Is Coca-Cola (NYSE:KO) about to disappoint on earnings for the first time in over two years, as the chart seems to suggest?
The beverage giant is due to release Q2 results Tuesday before market open. The forecast is for EPS to be $0.62, little changed since the same quarter last year which provided a $0.61 EPS. Revenue is expected to come in at $9.79 billion, up from last year's Q2 revenue of $8.55B. The company has beaten expectations on both EPS and revenues since the first quarter of 2017, bar Q4 2018 when earnings met expectations.
Analysts have been coming around with a more positive outlook after revising expectations downward following Q1's downbeat guidance—which sent the stock crashing over 8% on the open after the release, despite the company’s raising its dividend payout that month. Now, some say the stock is undervalued, and others even see a catalyst if the company joins the soaring demand for CBD and related products.
Indeed, some analysts now say the stock is undervalued. The shares are up 8.53% year-to-date, lagging substantially behind the S&P 500’s 18.77% gain in the same period. Coca-Cola is also far behind competitor PepsiCo (NASDAQ:PEP), whose stock has jumped 17.75% this year—though technically it may have just topped out.
But if the stock is such a bargain, why are the charts flashing several red flags?
The price dropped below its short-term uptrend line on Friday, potentially blowing out what should have been a bullish ascending triangle, which demonstrates that demand is outpacing supply. However, instead of breaking the topside, the price plunged.

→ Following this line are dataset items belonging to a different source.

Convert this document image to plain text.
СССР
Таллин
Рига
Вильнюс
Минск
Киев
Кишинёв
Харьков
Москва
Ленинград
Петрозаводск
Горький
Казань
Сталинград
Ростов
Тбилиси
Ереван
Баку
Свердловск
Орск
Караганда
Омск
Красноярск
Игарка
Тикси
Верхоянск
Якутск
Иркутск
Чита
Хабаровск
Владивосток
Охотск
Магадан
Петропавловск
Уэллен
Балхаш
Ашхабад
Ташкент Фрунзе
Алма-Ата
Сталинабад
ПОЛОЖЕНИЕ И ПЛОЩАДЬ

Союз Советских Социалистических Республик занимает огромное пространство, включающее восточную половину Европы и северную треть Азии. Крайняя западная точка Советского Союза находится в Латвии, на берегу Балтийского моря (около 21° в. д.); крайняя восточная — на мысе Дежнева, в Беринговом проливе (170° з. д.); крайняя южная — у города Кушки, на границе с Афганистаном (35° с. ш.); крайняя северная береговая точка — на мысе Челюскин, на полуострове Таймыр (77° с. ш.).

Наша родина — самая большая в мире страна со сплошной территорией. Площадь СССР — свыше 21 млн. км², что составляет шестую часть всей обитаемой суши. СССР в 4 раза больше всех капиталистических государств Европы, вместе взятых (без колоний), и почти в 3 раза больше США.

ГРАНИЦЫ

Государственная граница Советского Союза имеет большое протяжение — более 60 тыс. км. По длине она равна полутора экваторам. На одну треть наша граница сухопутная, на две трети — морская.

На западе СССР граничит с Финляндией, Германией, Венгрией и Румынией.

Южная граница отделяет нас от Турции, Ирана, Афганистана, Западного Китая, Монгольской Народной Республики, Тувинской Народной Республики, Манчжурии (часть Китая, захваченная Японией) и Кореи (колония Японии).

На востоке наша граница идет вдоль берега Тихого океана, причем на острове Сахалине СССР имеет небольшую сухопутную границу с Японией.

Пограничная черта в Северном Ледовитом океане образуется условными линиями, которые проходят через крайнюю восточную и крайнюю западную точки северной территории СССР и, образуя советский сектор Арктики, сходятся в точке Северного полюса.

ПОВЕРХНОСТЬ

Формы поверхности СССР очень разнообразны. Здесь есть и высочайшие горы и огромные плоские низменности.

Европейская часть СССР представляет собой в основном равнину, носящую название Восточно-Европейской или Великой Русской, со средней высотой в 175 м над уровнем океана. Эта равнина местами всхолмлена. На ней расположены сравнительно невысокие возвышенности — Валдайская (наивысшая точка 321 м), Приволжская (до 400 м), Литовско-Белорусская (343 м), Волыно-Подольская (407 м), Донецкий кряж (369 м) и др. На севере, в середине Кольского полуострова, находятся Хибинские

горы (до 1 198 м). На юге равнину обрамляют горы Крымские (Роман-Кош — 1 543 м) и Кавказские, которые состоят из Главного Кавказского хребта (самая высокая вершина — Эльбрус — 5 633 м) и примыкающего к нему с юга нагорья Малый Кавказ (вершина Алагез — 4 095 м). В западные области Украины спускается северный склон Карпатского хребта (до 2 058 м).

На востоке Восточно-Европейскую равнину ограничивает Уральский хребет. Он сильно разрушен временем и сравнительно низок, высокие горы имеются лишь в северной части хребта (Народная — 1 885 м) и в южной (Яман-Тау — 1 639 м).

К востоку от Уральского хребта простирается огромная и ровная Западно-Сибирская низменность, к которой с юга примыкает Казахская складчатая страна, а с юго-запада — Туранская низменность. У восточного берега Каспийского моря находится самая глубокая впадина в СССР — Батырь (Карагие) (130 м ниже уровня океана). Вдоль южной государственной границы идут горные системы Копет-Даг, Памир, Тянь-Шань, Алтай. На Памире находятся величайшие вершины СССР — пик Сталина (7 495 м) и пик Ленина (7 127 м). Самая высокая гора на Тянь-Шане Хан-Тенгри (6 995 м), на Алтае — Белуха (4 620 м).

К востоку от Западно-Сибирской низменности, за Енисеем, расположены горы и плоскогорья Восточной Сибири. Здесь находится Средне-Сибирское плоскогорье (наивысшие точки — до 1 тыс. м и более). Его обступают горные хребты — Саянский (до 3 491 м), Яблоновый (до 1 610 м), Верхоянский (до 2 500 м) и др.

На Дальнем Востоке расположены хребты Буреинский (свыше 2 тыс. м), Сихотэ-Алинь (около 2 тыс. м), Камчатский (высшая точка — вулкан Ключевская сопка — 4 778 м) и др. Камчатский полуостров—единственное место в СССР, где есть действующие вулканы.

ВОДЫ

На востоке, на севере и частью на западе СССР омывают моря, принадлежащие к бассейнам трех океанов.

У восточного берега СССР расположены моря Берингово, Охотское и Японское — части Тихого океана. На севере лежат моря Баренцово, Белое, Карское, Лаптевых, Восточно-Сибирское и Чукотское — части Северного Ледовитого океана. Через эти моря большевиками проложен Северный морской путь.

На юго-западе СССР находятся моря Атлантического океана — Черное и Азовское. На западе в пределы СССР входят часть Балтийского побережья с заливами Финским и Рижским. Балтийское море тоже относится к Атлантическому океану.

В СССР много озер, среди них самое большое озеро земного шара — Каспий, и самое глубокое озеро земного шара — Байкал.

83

While investors may chalk up Friday’s decline to the general market’s selloff, why then has the MACD’s long MA fell below the Short MA, triggering a sell signal from the very beginning of the supposed bullish pattern, while the SPX’s MACD only did so on Friday?
We don't know that the chart’s weakness necessarily suggests that informed money, or even investors, expect disappointing earnings. It could simply be tracking the broader market’s weakness, but does it matter? Traders' primary interest is only that the trade goes their way.
Trading Strategies – Short Position
Conservative traders would not short the stock before it forms two descending peaks and troughs, establishing a downtrend.
Moderate traders would wait for the price to fall below at least the 50 DMA – if not below the $50 key level – and find resistance below the triangle, with at least a single, long, red candle engulfing a green or small candle of either color.
Aggressive traders would rely on the 1% penetration and the MACD, RSI sell signals, while assessing the optimum entry and stop-loss risk. They would have to assess whether to wait for an upward move to limit exposure, at the risk of losing the position with a continued fall.
Trade Sample – Patience: Limit exposure at the cost of losing the position
- Entry: $52.00
- Stop-Loss: $52.50, above the July 16 high
- Risk: $0.5
- Target: $50.50
- Reward: $1.5
- Risk-Reward Ratio: 1:3
Trade Sample – Immediate Trade: increase exposure to avoid losing the trade
- Entry: $51.50
- Stop-Loss: $52.50, above the pattern’s high (July 16)
- Risk: $1
- Target: $48.50
- Reward: $3
- Risk-Reward Ratio: 1:3
Trade Analysis: Waiting for a potential pullback reduces the stop-loss distance, which requires a smaller target for a minimum 1:3 RRR. The cost, of course, is the potential of a continued decline, losing the trade.